The prevalence of HF was 1.42% in 2004, steadily increasing to 1.98% in 2014. However, the age-adjusted prevalence of HF remained stable (1.43% in 2014). The incidence of HF was 6.1/1000 person-years in 2004 and remained at similar levels, reaching 5.4/1000 person-years in 2014. The age-adjusted incidence of HF slowly decreased to 3.94/1000 person-years in 2014. The event rate for hospitalized patients with HF remained stable increasing from 1.40 in 2004 to 1.87/1000 person-years in 2014, and the age-adjusted event rate of hospitalized HF decreased to 1.22 in 2014.
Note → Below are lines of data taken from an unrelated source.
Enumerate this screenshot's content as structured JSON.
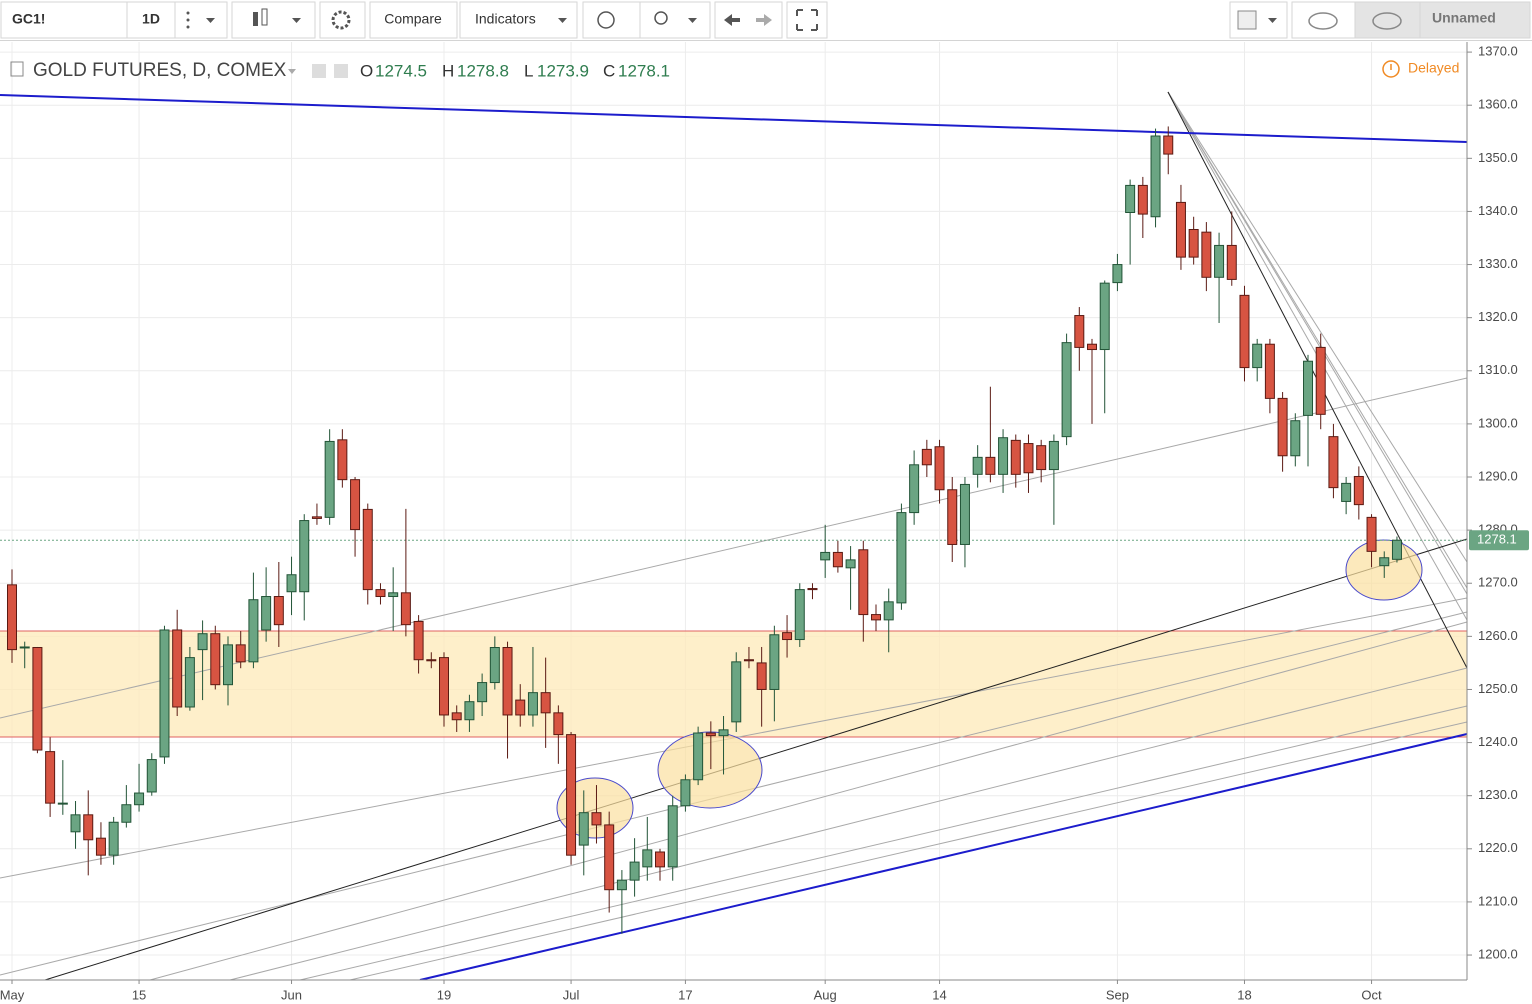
{
  "toolbar": {
    "symbol": "GC1!",
    "interval": "1D",
    "compare": "Compare",
    "indicators": "Indicators",
    "layout": "Unnamed"
  },
  "chart_data": {
    "type": "candlestick",
    "title": "GOLD FUTURES, D, COMEX",
    "status": "Delayed",
    "ohlc_labels": [
      "O",
      "H",
      "L",
      "C"
    ],
    "up_color": "#6ba583",
    "down_color": "#d75442",
    "up_border": "#225437",
    "down_border": "#5b1a13",
    "last_color": "#6ba583",
    "grid": true,
    "categories": [
      "May",
      null,
      null,
      null,
      null,
      null,
      null,
      null,
      null,
      null,
      "15",
      null,
      null,
      null,
      null,
      null,
      null,
      null,
      null,
      null,
      null,
      null,
      "Jun",
      null,
      null,
      null,
      null,
      null,
      null,
      null,
      null,
      null,
      null,
      null,
      "19",
      null,
      null,
      null,
      null,
      null,
      null,
      null,
      null,
      null,
      "Jul",
      null,
      null,
      null,
      null,
      null,
      null,
      null,
      null,
      "17",
      null,
      null,
      null,
      null,
      null,
      null,
      null,
      null,
      null,
      null,
      "Aug",
      null,
      null,
      null,
      null,
      null,
      null,
      null,
      null,
      "14",
      null,
      null,
      null,
      null,
      null,
      null,
      null,
      null,
      null,
      null,
      null,
      null,
      null,
      "Sep",
      null,
      null,
      null,
      null,
      null,
      null,
      null,
      null,
      null,
      "18",
      null,
      null,
      null,
      null,
      null,
      null,
      null,
      null,
      null,
      "Oct",
      null,
      null
    ],
    "open": [
      1269.7,
      1258,
      1257.9,
      1238.3,
      1228.6,
      1223.2,
      1226.4,
      1222,
      1218.8,
      1225,
      1228.3,
      1230.7,
      1237.3,
      1261.2,
      1246.7,
      1257.5,
      1260.5,
      1250.9,
      1258.4,
      1255.2,
      1261.2,
      1267.5,
      1268.4,
      1268.4,
      1282.5,
      1282.4,
      1297,
      1289.5,
      1283.9,
      1268.8,
      1267.5,
      1268.2,
      1262.8,
      1255.6,
      1256,
      1245.6,
      1244.3,
      1247.7,
      1251.3,
      1257.9,
      1248,
      1245.2,
      1249.4,
      1245.6,
      1241.5,
      1220.7,
      1226.8,
      1224.5,
      1212.3,
      1214.1,
      1216.6,
      1219.4,
      1216.6,
      1228.1,
      1233,
      1241.8,
      1241.3,
      1243.9,
      1255.6,
      1255,
      1250,
      1260.7,
      1259.4,
      1269,
      1274.4,
      1275.8,
      1272.9,
      1276.3,
      1264.1,
      1263.1,
      1266.3,
      1283.3,
      1295.2,
      1295.7,
      1287.6,
      1277.3,
      1290.5,
      1293.7,
      1290.5,
      1296.9,
      1296.3,
      1295.9,
      1291.4,
      1297.6,
      1320.4,
      1315,
      1314,
      1326.6,
      1339.8,
      1344.9,
      1339,
      1354.2,
      1341.7,
      1336.6,
      1336.1,
      1327.6,
      1333.6,
      1324.2,
      1310.6,
      1315,
      1304.8,
      1294,
      1301.6,
      1314.4,
      1297.6,
      1285.4,
      1290.1,
      1282.4,
      1273.3,
      1274.5
    ],
    "high": [
      1272.6,
      1259,
      1258,
      1241,
      1236.7,
      1229,
      1231,
      1225,
      1226,
      1232,
      1236,
      1238,
      1262,
      1265,
      1258,
      1263,
      1262,
      1260,
      1261,
      1272,
      1273,
      1274,
      1275,
      1283,
      1285,
      1299,
      1299,
      1290,
      1285,
      1270,
      1273,
      1284,
      1264,
      1257,
      1257,
      1247,
      1249,
      1253,
      1260,
      1259,
      1251,
      1258,
      1256,
      1247,
      1242,
      1231,
      1232,
      1227,
      1216,
      1222,
      1226,
      1220,
      1230,
      1234,
      1243,
      1244,
      1245,
      1257,
      1258,
      1258,
      1262,
      1264,
      1270,
      1270,
      1281,
      1278,
      1277,
      1278,
      1266,
      1269,
      1285,
      1295,
      1297,
      1297,
      1290,
      1290,
      1296,
      1307,
      1299,
      1298,
      1298,
      1297,
      1298,
      1317,
      1322,
      1316,
      1327,
      1332,
      1346,
      1346.5,
      1355.6,
      1356,
      1345,
      1339,
      1338,
      1336,
      1340,
      1326,
      1316,
      1316,
      1306,
      1302,
      1313,
      1317,
      1300,
      1290,
      1292,
      1283,
      1276,
      1278.8
    ],
    "low": [
      1255,
      1254,
      1238,
      1226,
      1226.4,
      1220,
      1215,
      1217,
      1217,
      1224,
      1227,
      1230,
      1236,
      1245,
      1246,
      1248,
      1250,
      1247,
      1254,
      1254,
      1259,
      1258,
      1264,
      1263,
      1281,
      1281,
      1288,
      1275,
      1266,
      1266,
      1261,
      1260,
      1253,
      1254,
      1243,
      1242,
      1242,
      1245,
      1250,
      1237,
      1243,
      1243,
      1239,
      1236,
      1217,
      1215,
      1221,
      1208,
      1204,
      1211,
      1214,
      1214,
      1214,
      1227,
      1232,
      1235,
      1234,
      1242,
      1254,
      1243,
      1244,
      1256,
      1258,
      1267,
      1271,
      1272,
      1265,
      1259,
      1261,
      1257,
      1265,
      1281,
      1290,
      1285,
      1274,
      1273,
      1288,
      1289,
      1287,
      1288,
      1287,
      1289,
      1281,
      1296,
      1310,
      1300,
      1302,
      1325,
      1330,
      1335,
      1337,
      1347,
      1329,
      1330,
      1325,
      1319,
      1326,
      1308,
      1308,
      1302,
      1291,
      1292,
      1292,
      1299,
      1286,
      1283,
      1282,
      1273,
      1271,
      1273.9
    ],
    "close": [
      1257.5,
      1258,
      1238.6,
      1228.6,
      1228.6,
      1226.4,
      1221.7,
      1218.8,
      1225,
      1228.3,
      1230.5,
      1236.8,
      1261.2,
      1246.7,
      1256,
      1260.5,
      1250.9,
      1258.4,
      1255.2,
      1266.9,
      1267.5,
      1262.2,
      1271.6,
      1281.8,
      1282.2,
      1296.7,
      1289.5,
      1280.1,
      1268.8,
      1267.5,
      1268.2,
      1262.2,
      1255.6,
      1255.4,
      1245.2,
      1244.3,
      1247.7,
      1251.3,
      1257.9,
      1245.2,
      1245.2,
      1249.4,
      1245.6,
      1241.5,
      1218.8,
      1226.8,
      1224.5,
      1212.3,
      1214.1,
      1217.5,
      1219.8,
      1216.6,
      1228.1,
      1233,
      1241.8,
      1241.3,
      1242.4,
      1255.2,
      1255.4,
      1250,
      1260.3,
      1259.4,
      1268.8,
      1268.8,
      1275.8,
      1273.1,
      1274.4,
      1264.1,
      1263.1,
      1266.5,
      1283.3,
      1292.3,
      1292.3,
      1287.6,
      1277.3,
      1288.6,
      1293.7,
      1290.5,
      1297.4,
      1290.5,
      1290.8,
      1291.4,
      1296.7,
      1315.3,
      1314.4,
      1314,
      1326.5,
      1330,
      1344.9,
      1339.5,
      1354.2,
      1350.8,
      1331.4,
      1331.4,
      1327.6,
      1333.6,
      1327.2,
      1310.6,
      1315,
      1304.8,
      1294,
      1300.6,
      1311.8,
      1301.8,
      1288,
      1288.8,
      1284.8,
      1276,
      1274.8,
      1278.1
    ],
    "ylim": [
      1195.3,
      1371.9
    ],
    "yticks": [
      {
        "value": 1200,
        "label": "1200.0"
      },
      {
        "value": 1210,
        "label": "1210.0"
      },
      {
        "value": 1220,
        "label": "1220.0"
      },
      {
        "value": 1230,
        "label": "1230.0"
      },
      {
        "value": 1240,
        "label": "1240.0"
      },
      {
        "value": 1250,
        "label": "1250.0"
      },
      {
        "value": 1260,
        "label": "1260.0"
      },
      {
        "value": 1270,
        "label": "1270.0"
      },
      {
        "value": 1280,
        "label": "1280.0"
      },
      {
        "value": 1290,
        "label": "1290.0"
      },
      {
        "value": 1300,
        "label": "1300.0"
      },
      {
        "value": 1310,
        "label": "1310.0"
      },
      {
        "value": 1320,
        "label": "1320.0"
      },
      {
        "value": 1330,
        "label": "1330.0"
      },
      {
        "value": 1340,
        "label": "1340.0"
      },
      {
        "value": 1350,
        "label": "1350.0"
      },
      {
        "value": 1360,
        "label": "1360.0"
      },
      {
        "value": 1370,
        "label": "1370.0"
      }
    ]
  }
}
In South Korea, between 2004 and 2014, the prevalence of HF increased while the incidence of HF remained stable. Furthermore, the age-adjusted HF prevalence was stable, and the age-adjusted incidence decreased. This indicates that the aging population is the main cause of the increasing national burden associated with HF and that further attention is warranted in the management of HF in older adults.
了解心力衰竭(HF)的全国趋势对于制定预防和治疗策略至关重要。我们旨在调查韩国人群中 HF 的 11 年趋势。
使用韩国国家健康保险服务数据库,我们确定了 2004 年至 2014 年间 3446256 例 HF 患者。
HF 的患病率在 2004 年为 1.42%,稳步上升至 2014 年的 1.98%。然而,HF 的年龄调整患病率保持稳定(2014 年为 1.43%)。HF 的发病率在 2004 年为 6.1/1000 人年,保持在相似水平,2014 年达到 5.4/1000 人年。HF 的年龄调整发病率缓慢下降至 2014 年的 3.94/1000 人年。HF 住院患者的事件发生率保持稳定,从 2004 年的 1.40 增加到 2014 年的 1.87/1000 人年,HF 住院患者的年龄调整事件率在 2014 年降至 1.22。
在韩国,2004 年至 2014 年间,HF 的患病率增加,而 HF 的发病率保持稳定。此外,HF 的年龄调整患病率保持稳定,发病率下降。这表明人口老龄化是与 HF 相关的国家负担增加的主要原因,需要进一步关注老年人 HF 的管理。